Amazon cited for OSHA violations in New York, Colorado and Idaho
Federal regulators issued three safety violations to Amazon this week, saying workers at its warehouses in three states are spending too many hours repeatedly lifting heavy packages.
The warehouses in Aurora, Colorado; Nampa, Idaho; and Castleton, New York exposed employees to a “high risk” of lower back injuries and other musculoskeletal disorders, according to the Occupational Safety and Health Administration (OSHA). The citations come less than a month after the agency had cited Amazon for similar safety hazards at three other warehouses in Deltona, Florida; Waukegan, Illinois; and New Windsor, New York.
“Amazon’s operating methods are creating hazardous work conditions and processes, leading to serious worker injuries,” OSHA Assistant Secretary Doug Parker said in a statement. “They need to take these injuries seriously and implement a company-wide strategy to protect their employees from these well-known and preventable hazards.”
Some injuries have likely gone unreported because the first-aid clinics at the Amazon warehouses have been understaffed, the OSHA investigation also found.
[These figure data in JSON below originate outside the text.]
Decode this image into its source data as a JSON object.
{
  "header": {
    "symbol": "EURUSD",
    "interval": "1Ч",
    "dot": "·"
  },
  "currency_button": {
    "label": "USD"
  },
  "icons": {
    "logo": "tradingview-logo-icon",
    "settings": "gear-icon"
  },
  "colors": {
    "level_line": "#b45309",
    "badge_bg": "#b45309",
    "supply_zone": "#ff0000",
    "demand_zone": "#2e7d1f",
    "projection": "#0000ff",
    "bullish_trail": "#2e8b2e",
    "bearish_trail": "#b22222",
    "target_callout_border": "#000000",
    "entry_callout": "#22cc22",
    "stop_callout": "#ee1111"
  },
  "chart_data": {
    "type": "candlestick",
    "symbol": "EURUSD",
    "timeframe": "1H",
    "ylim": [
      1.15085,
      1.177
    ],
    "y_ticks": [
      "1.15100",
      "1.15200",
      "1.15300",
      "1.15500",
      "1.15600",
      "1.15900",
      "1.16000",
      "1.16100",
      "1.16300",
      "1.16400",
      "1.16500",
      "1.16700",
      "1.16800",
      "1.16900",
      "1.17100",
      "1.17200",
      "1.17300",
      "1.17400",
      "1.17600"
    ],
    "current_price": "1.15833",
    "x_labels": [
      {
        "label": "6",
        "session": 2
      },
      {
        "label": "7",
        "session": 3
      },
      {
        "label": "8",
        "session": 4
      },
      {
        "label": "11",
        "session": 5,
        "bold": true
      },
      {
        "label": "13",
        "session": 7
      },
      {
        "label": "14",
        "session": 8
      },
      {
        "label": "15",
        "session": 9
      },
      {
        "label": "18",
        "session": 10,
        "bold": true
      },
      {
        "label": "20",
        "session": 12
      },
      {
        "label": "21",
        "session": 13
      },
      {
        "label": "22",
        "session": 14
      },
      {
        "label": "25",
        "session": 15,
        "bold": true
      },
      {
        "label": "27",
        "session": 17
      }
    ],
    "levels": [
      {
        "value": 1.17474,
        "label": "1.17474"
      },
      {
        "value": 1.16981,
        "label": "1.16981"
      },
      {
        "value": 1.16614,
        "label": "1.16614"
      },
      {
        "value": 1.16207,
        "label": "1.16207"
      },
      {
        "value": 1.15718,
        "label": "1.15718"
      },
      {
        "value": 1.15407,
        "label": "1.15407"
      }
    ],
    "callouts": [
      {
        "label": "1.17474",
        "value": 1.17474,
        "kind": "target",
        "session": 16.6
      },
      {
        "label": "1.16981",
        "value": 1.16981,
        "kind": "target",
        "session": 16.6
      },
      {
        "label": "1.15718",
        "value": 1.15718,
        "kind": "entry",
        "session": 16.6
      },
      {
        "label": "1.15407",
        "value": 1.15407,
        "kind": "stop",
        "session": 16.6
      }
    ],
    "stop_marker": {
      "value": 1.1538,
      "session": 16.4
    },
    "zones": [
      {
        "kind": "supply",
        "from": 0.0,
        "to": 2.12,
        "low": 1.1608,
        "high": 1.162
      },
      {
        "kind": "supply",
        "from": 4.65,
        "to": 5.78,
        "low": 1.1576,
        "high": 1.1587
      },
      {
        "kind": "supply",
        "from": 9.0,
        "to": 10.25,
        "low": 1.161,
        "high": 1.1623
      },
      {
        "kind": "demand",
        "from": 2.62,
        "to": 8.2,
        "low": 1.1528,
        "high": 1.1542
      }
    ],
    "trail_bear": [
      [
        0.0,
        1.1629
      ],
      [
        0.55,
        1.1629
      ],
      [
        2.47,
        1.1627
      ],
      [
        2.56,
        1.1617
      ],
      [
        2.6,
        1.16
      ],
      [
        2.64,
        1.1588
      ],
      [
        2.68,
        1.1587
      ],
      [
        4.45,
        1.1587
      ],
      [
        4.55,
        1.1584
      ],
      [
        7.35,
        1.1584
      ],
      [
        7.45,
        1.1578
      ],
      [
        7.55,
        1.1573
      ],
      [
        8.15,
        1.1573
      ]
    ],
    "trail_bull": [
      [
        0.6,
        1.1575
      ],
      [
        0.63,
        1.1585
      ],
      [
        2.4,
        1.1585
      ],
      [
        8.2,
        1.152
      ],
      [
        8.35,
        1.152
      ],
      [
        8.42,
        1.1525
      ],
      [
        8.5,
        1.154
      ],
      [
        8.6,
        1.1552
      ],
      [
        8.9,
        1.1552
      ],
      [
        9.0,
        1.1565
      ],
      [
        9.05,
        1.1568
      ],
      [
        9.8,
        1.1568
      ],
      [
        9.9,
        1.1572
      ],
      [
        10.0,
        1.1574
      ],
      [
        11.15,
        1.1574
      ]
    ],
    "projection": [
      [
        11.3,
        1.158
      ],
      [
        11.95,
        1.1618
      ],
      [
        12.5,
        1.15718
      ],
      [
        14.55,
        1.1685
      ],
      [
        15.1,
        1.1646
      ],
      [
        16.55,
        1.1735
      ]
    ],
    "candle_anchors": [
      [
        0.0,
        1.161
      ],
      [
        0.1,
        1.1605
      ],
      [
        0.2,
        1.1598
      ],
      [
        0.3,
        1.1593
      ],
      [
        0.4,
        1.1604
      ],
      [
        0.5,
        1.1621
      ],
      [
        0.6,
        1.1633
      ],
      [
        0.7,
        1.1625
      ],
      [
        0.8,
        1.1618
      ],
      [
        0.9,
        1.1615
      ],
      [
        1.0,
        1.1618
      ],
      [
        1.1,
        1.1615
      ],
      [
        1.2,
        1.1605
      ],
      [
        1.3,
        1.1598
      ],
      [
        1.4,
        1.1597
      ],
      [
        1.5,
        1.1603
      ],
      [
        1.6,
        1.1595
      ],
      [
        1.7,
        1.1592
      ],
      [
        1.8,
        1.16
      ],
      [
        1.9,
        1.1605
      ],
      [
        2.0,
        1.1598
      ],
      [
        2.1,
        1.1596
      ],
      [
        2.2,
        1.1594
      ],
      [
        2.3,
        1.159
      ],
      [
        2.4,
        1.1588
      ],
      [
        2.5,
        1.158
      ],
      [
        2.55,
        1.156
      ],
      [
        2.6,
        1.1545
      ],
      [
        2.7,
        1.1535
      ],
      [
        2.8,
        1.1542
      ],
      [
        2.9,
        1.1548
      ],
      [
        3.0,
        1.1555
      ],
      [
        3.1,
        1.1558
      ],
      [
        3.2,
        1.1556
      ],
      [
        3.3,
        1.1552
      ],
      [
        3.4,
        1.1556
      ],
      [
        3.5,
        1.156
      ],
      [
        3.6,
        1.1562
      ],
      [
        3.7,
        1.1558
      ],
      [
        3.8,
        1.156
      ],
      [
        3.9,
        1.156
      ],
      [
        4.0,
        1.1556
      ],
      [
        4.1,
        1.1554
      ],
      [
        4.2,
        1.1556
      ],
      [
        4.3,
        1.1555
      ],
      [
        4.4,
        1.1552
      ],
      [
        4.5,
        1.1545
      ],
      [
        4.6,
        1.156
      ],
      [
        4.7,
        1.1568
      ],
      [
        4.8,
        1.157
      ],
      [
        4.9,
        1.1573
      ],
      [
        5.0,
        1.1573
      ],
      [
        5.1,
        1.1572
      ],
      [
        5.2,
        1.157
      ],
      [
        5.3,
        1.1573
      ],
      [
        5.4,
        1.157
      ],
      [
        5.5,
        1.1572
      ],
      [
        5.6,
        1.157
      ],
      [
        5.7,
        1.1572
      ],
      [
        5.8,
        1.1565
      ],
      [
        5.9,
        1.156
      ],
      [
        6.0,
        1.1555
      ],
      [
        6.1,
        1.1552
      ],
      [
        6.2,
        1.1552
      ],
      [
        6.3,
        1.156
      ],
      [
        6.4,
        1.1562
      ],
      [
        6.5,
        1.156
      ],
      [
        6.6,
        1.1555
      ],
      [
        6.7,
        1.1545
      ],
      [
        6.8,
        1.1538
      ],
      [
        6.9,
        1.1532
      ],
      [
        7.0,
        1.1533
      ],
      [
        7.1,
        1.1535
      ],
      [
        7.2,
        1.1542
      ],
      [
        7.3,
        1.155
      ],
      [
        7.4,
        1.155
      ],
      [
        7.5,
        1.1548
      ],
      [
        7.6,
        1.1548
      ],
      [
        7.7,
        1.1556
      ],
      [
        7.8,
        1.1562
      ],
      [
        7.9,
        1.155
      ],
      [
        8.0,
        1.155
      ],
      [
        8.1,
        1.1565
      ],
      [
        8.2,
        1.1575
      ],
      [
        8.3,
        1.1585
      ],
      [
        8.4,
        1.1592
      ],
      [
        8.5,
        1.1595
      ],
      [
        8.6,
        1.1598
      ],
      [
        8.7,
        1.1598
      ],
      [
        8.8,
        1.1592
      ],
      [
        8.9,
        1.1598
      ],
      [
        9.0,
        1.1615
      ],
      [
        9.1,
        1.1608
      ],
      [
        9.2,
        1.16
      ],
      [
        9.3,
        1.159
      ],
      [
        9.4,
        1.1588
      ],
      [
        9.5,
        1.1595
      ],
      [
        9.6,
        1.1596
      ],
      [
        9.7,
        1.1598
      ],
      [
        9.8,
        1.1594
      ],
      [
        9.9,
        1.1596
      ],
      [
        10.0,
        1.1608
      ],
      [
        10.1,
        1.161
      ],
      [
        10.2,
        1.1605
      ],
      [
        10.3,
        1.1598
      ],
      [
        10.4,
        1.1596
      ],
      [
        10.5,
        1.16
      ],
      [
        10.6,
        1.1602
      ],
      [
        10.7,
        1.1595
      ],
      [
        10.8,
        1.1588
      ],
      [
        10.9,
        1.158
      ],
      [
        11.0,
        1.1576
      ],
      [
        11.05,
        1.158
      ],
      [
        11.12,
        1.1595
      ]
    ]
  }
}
Amazon violated the general duty clause, a regulation passed in 1970 that requires employers to provide a workplace that is free of hazards that could cause serious injury or death. The company has 14 days to resolve the warehouse violations or face a fine of $46,875, OSHA said.
Amazon plans to appeal the fine, the company said Thursday in a statement to CBS MoneyWatch
“We’ve cooperated with the government through its investigation and have demonstrated how we work to mitigate risks and keep our people safe,” spokesperson Kelly Nantel said. “We also know there will always be more to do, and we’ll continue working to get better every day.”
In the OSHA citations issued last month, safety regulators found that employees were constantly bending, twisting and lifting as they raced to transfer heavy packages to and from carts, conveyer belts, trailers and tall shelves. Workers were clocked making these repetitive moves up to nine times per minute.
Amazon faces $60,269 in fines for violations at those warehouses.
Amazon warehouse employees have complained for years about the taxing pace of work filling orders and shipping boxes around the world. The grueling conditions pushed employees in New York to create the company’s first unionized workforce last April and also prompted workers in the U.K. to stage a walkout last Friday.
Amazon has said its warehouses are no more dangerous than other retailers and that its injury rates are in line with industry rates.